September 8, 2008

Hector Medina's attorney plans to show why dad killed his two kids

By TIARA M. ELLIS / The Dallas Morning News
tellis@dallasnews.com

The defense attorney for a man accused of killing his two children said during opening statements at his trial today that she would show jurors why the shootings took place.

"This case is not a whodunit," said defense attorney Donna Winfield in the capital murder trial of Hector Medina. "The entire responsibility of what happened that day lies with Hector Medina. We want to know why."


Hector Rolando Medina Mr. Medina, 29, is accused of fatally shooting 8-month-old Diana and 3-year-old Javier before shooting himself in the head and neck in March 2007. If convicted, he faces the death penalty.

Ms. Winfield told the jury that she plans to show that Mr. Medina's girlfriend and mother of his children, Elia Martinez-Bermudez, now 24, had been having an affair with one of their roommates. Ms. Winfield also plans to call a mental health expert to testify about Mr. Medina's mindset.

Prosecutor Pat Kirlin told the jury during opening statements that Ms. Martinez-Bermudez left Mr. Medina days before the shooting in March 2007, because he had threatened to kill her and their children.

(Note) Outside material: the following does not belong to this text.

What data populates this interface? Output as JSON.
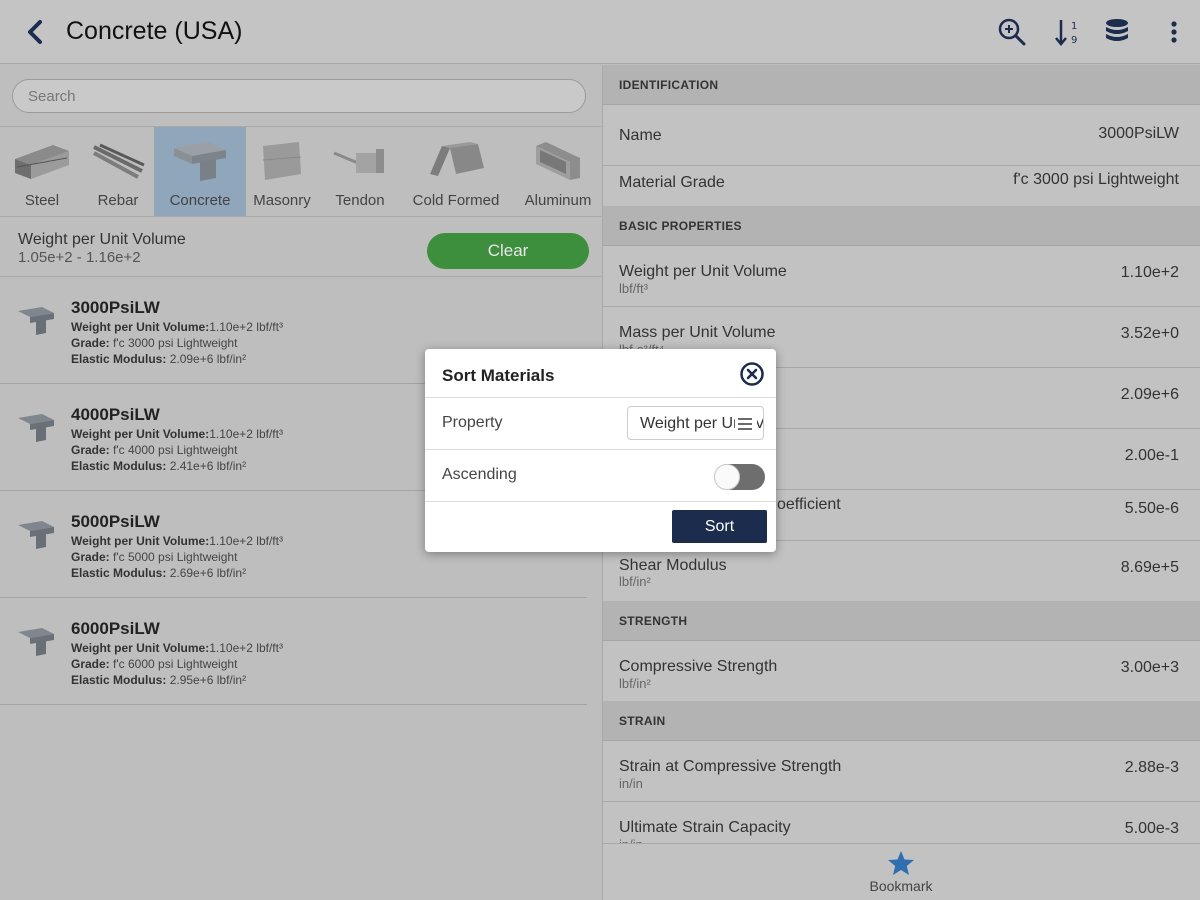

When she returned to their Irving home one day later from picking up her paycheck, Mr. Medina would not let her back into the home. Their children were inside.

After she left, a couple of the roommates reported hearing some doors bang shut, sounds which were later identified as gunshots, Mr. Kirlin said.

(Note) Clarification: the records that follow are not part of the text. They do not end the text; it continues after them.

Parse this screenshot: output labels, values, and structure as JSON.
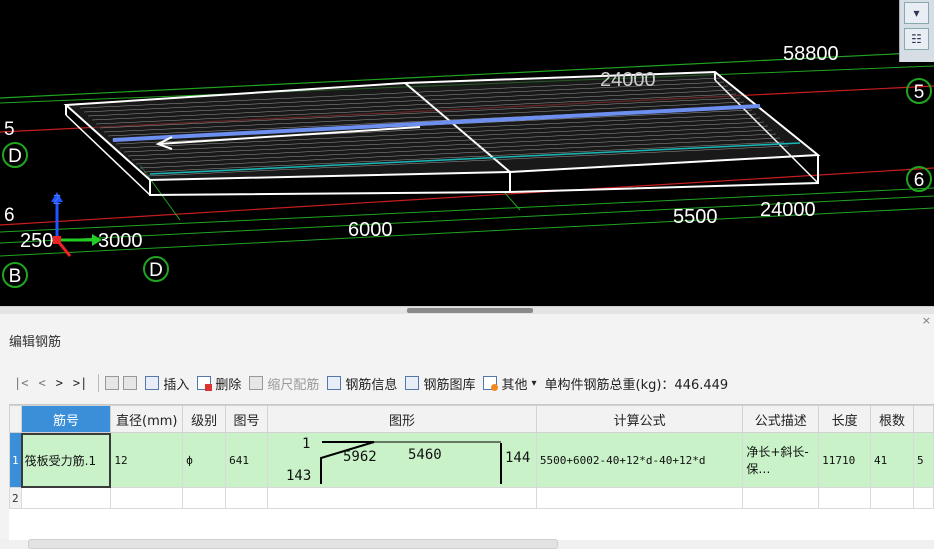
{
  "viewport": {
    "dim_labels": {
      "top_58800": "58800",
      "top_24000": "24000",
      "bottom_6000": "6000",
      "bottom_5500": "5500",
      "bottom_24000": "24000",
      "left_2500": "250",
      "left_3000": "3000"
    },
    "axis_labels": {
      "left_5": "5",
      "left_D": "D",
      "left_6": "6",
      "bottom_B": "B",
      "bottom_D": "D",
      "right_5": "5",
      "right_6": "6"
    },
    "gizmo_z": "Z",
    "colors": {
      "background": "#000000",
      "grid_green": "#1fa51f",
      "grid_red": "#c81e1e",
      "slab": "#ffffff",
      "rebar_blue": "#6d8ff0"
    }
  },
  "panel": {
    "title": "编辑钢筋",
    "close": "×",
    "toolbar": {
      "nav_first": "|<",
      "nav_prev": "<",
      "nav_next": ">",
      "nav_last": ">|",
      "insert": "插入",
      "delete": "删除",
      "scale": "缩尺配筋",
      "info": "钢筋信息",
      "library": "钢筋图库",
      "other": "其他",
      "other_arrow": "▾",
      "total_weight": "单构件钢筋总重(kg)：446.449"
    },
    "columns": [
      "筋号",
      "直径(mm)",
      "级别",
      "图号",
      "图形",
      "计算公式",
      "公式描述",
      "长度",
      "根数",
      ""
    ],
    "rows": [
      {
        "num": "1",
        "name": "筏板受力筋.1",
        "diameter": "12",
        "grade": "ф",
        "figure_no": "641",
        "shape": {
          "top_left": "1",
          "hook_left": "143",
          "mid_a": "5962",
          "mid_b": "5460",
          "right": "144"
        },
        "formula": "5500+6002-40+12*d-40+12*d",
        "description": "净长+斜长-保…",
        "length": "11710",
        "count": "41",
        "extra": "5"
      },
      {
        "num": "2",
        "name": "",
        "diameter": "",
        "grade": "",
        "figure_no": "",
        "formula": "",
        "description": "",
        "length": "",
        "count": "",
        "extra": ""
      }
    ]
  }
}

"He had put two bullets through each one of his children" Mr. Kirlin said.

The next day, a district judge granted a protective order to Ms. Martinez-Bermudez. She could not be reached for comment last week, but she is expected to testify during Mr. Medina's trial.

Mr. Medina, who is a citizen of El Salvador, was hospitalized for about a week and then taken to the Dallas County Jail. He has remained there on a federal immigration hold. The bullet remains in his neck, according to court records.

Irving police Sgt. Jef Swann said it's common for violence in an adult relationship to extend to children in the household.

"The husband or wife, if they can't take it out on that person, they'll take it out on the children," said Sgt. Swann, who oversees the Irving police family violence unit. "The kids are regularly caught in the middle."

In an affidavit for the protective order, Ms. Martinez-Bermudez said that "Hector has grabbed me, thrown me, pulled my hair and pinned me down and forced me to have sex with him numerous times."

The week before the shooting, the affidavit said, Mr. Medina assaulted her at the Irving house they shared with another family because she refused to have sex with him.

She said Mr. Medina told her that police would write her a ticket if she called them for no reason.

"Hector stated since I did not have any bruising they would not believe me," Ms. Martinez-Bermudez said. "I believed Hector, so I didn't call for help."